NEWPORT NEWS, Va., June 16, 2002 - A Newport News jury has found a luxury car dealership guilty of fraud for selling a $50,000 BMW to a collector as "new" when it knew the automobile had been previously titled to a leasing company.
The Circuit Court jury on Wednesday found that Casey Honda/BMW willfully violated the Virginia Consumer Protection Act and committed fraud when it sold a 1998 540i BMW as new even though Casey had previously titled the vehicle and it had been used as a demo, said Richmond attorney John Cole Gayle, Jr. "Using a car as a demo, or titling a vehicle makes it 'used' under Virginia law," Gayle said. "It all could have been avoided if the dealership had followed the law concerning odometer disclosure."
The jury awarded the plaintiff Gerald Wilkins, $113,862.86 in damages in an unusual verdict that both trebled the actual damages and awarded punitive damages as well, Gayle said. The lawsuit was based on the Virginia Consumer Protection Act and a claim of fraud, but relied on Casey’s violation of the Federal Odometer Act to show Casey’s intent to conceal that the car was used. The Federal Odometer Act’s regulations require that mileage disclosures be made on the title and signed by the buyer as opposed to the common practice among auto dealers of issuing a separate disclosure form, said Gayle. "Mr. Wilkins was aware the car had 972 miles on it," said Gayle. "He wasn't aware there had been a previous owner, and had the dealership followed the law and made the odometer disclosures at the time of sale, he would have seen the chain of ownership and would not have bought the car." "This should be a warning to car dealers throughout Virginia to comply with the law instead of relying on standard operating procedure," Gayle said.

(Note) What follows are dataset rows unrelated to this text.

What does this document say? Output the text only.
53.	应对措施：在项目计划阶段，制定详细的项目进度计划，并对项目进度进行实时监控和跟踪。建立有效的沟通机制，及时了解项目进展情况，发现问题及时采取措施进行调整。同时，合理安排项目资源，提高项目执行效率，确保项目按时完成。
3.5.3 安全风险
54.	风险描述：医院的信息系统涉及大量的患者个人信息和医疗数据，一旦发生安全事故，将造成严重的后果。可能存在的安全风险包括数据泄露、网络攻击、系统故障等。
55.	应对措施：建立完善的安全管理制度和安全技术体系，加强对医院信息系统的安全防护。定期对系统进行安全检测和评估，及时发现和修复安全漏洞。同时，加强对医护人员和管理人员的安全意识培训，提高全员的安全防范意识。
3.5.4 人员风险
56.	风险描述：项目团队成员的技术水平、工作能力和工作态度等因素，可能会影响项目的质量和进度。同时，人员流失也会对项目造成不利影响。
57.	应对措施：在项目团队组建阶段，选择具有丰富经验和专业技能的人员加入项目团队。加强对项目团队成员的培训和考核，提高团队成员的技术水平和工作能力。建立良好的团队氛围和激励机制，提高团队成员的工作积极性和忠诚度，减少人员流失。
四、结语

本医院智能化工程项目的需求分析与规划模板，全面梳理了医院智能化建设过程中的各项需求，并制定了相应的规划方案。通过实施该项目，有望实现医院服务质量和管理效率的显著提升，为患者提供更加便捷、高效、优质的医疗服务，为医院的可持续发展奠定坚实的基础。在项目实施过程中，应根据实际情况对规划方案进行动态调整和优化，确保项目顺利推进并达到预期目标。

Wilkins bought the car on March 31, 1999, and was promised that he would get a Certificate of Origin, which he had specifically requested since he collects cars, stores them and, if new, sells them later with the guarantee that the auto has never been titled, Gayle said. Five weeks after the purchase, Wilkins was mailed the title instead of the Certificate of Origin and discovered the car had in fact been previously titled in a leasing company's name, according to the lawsuit. Casey Honda-BMW claimed the titling of the vehicle was an error, that it contacted the leasing company and had the title assigned back to the dealership, Gayle said. The car then was sold to Wilkins as new.
The two-day case was tried before Circuit Judge E. L. Hubbard.